Braden has mostly lobstered, but gillnetted and also worked on fish weirs. He has a lot of admiration for older captains and fishermen; “absolute savages,” he says.
Lobstering was where he wanted to be.
“I do love it. I don’t know why. It’s not like you are having fun all day,” he said. “But I am getting up in the morning and going fishing; it doesn’t feel like work.”
His love for the ocean has persevered through a few tough times, including the sinking of Angela Mary III in 2022.
The boat capsized off Race Point on May 17, the second day of the season, the crew picked up by a tow boat.
Rorro said Braden saved his life that day. Rorro didn’t have time put on his survival suit, so he had the crew throw him some buoys and Braden told him to grab on to his feet and swam him out to the survival raft, which had drifted away.
Judi doesn’t deny that she worries.
“It is dangerous, I know that, but I also know he loves it,” she said.
Braden was in his second year of teaching Spanish and coaching football at a prep school in Connecticut when he had an epiphany.
“I loved sports, I loved kids, but teaching Spanish out of a textbook for the next 27 years … I’m not wired that way,” Braden said.
He and his wife Christine, who was his high school sweetheart, decided to make the leap back home. She got a job as a dental hygienist and he worked on boats and went through the fire academy, landing a job in Truro.
Braden said it isn’t unusual for lobstermen to do more than one thing. Since regulations keep the season to eight months or so, and weather keeps small boats off the water at times, many bang nails or pursue other fisheries.

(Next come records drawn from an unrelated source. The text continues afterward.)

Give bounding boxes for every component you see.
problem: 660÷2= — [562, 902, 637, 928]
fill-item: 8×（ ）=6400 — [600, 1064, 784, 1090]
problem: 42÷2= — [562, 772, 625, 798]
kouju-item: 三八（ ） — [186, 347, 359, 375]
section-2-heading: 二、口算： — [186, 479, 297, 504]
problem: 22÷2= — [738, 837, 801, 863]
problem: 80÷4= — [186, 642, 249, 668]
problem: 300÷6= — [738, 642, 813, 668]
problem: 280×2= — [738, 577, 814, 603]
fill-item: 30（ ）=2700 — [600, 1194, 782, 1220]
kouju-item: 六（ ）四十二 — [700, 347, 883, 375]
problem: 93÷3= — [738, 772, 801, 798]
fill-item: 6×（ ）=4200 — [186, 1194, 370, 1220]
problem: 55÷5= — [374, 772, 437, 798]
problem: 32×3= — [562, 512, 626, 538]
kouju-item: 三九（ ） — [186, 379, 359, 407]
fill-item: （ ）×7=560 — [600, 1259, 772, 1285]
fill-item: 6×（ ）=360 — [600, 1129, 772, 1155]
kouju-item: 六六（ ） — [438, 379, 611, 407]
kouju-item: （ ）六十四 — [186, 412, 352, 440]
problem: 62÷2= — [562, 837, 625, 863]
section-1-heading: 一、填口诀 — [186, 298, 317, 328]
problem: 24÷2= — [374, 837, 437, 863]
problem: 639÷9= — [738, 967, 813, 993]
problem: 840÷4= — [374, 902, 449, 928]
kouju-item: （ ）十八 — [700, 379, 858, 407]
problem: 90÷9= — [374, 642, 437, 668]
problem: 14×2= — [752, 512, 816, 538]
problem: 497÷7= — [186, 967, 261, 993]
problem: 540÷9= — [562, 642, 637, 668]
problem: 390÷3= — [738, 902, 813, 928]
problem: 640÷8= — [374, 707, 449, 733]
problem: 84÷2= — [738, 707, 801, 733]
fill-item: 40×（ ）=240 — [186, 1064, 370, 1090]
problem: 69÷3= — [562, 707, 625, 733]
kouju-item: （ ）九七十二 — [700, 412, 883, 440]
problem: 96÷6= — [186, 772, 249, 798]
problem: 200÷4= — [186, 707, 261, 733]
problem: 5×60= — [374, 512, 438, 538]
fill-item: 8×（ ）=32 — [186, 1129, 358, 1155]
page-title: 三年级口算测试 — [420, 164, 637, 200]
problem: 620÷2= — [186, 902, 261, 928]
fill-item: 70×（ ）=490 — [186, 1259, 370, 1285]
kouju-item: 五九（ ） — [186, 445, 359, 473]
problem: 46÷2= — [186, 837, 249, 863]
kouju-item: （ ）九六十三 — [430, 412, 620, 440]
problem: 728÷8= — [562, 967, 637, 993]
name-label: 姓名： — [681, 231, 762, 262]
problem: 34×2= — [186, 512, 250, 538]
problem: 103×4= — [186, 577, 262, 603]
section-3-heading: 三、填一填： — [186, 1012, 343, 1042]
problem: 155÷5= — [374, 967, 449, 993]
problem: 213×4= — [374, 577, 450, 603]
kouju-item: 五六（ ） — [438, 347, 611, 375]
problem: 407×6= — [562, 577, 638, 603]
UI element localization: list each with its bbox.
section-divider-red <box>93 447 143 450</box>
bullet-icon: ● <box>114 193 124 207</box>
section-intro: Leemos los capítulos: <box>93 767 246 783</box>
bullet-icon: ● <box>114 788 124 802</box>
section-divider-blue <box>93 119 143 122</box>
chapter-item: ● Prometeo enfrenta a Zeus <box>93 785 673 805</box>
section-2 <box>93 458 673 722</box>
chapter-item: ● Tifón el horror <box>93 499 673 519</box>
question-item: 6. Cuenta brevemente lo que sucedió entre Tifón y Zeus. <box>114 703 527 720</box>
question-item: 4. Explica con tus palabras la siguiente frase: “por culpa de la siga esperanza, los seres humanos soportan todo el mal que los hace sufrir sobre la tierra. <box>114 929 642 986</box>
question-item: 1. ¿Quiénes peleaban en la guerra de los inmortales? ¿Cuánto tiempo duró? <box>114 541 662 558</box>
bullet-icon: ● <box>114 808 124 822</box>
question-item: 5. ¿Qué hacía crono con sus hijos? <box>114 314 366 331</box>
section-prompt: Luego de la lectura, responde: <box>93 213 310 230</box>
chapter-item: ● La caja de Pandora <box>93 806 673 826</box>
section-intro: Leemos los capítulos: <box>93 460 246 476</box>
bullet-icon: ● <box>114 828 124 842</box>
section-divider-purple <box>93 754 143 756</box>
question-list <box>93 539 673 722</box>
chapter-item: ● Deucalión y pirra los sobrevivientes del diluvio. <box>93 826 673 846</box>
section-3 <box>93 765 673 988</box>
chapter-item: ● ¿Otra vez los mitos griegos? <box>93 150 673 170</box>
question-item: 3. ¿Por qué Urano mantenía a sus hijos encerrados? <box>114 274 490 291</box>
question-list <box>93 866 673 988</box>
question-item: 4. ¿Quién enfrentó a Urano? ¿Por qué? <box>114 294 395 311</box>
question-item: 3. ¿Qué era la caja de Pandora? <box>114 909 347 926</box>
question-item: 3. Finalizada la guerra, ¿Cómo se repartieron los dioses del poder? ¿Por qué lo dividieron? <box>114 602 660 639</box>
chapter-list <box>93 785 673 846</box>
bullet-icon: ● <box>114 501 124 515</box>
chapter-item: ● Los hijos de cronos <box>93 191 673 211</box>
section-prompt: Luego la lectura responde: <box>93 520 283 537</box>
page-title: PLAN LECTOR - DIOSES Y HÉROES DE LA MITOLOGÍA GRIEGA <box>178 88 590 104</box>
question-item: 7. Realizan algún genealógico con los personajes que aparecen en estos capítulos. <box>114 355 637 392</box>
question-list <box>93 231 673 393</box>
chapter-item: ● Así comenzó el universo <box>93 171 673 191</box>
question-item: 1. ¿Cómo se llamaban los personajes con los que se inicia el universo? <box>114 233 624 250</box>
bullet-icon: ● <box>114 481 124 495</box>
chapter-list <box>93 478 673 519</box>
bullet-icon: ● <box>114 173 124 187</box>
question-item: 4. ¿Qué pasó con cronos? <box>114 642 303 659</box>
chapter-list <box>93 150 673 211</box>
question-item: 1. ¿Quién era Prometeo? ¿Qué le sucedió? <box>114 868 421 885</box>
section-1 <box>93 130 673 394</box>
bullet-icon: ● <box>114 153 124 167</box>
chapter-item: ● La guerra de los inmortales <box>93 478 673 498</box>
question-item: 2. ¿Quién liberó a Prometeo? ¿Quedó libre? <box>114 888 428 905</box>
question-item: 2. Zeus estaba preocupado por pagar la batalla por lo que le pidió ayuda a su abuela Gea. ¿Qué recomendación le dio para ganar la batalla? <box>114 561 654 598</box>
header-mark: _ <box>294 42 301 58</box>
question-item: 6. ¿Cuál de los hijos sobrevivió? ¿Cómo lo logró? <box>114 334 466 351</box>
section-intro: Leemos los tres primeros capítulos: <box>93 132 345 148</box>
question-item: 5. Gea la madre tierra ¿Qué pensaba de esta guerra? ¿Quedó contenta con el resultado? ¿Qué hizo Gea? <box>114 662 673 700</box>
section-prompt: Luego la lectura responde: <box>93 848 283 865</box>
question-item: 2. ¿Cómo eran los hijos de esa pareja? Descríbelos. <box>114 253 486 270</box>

The fire department helps pay his mortgage (he recently bought his grandmother’s house in Dennis) and the department’s shift schedule allows him to run the boat.
Braden was able to meet a lot of captains and one, Mike Rego of F/V Miss Lilly, helped him find a boat.
The boat belonged to Bob Mallory, who was on the water right up until the end. Rego introduced Wilson to Mallory’s widow.
“She was an absolute Godsend,” Braden said.
Then he had to find dockage. He was on a couple of lists; the one in Sesuit Harbor, close to where he lives, had a wait of 30 years.
“I was in a massive pickle for awhile,” he said. “I literally had to send up a prayer.”
A space opened in Provincetown where he is happy to be, first finger pier on the left.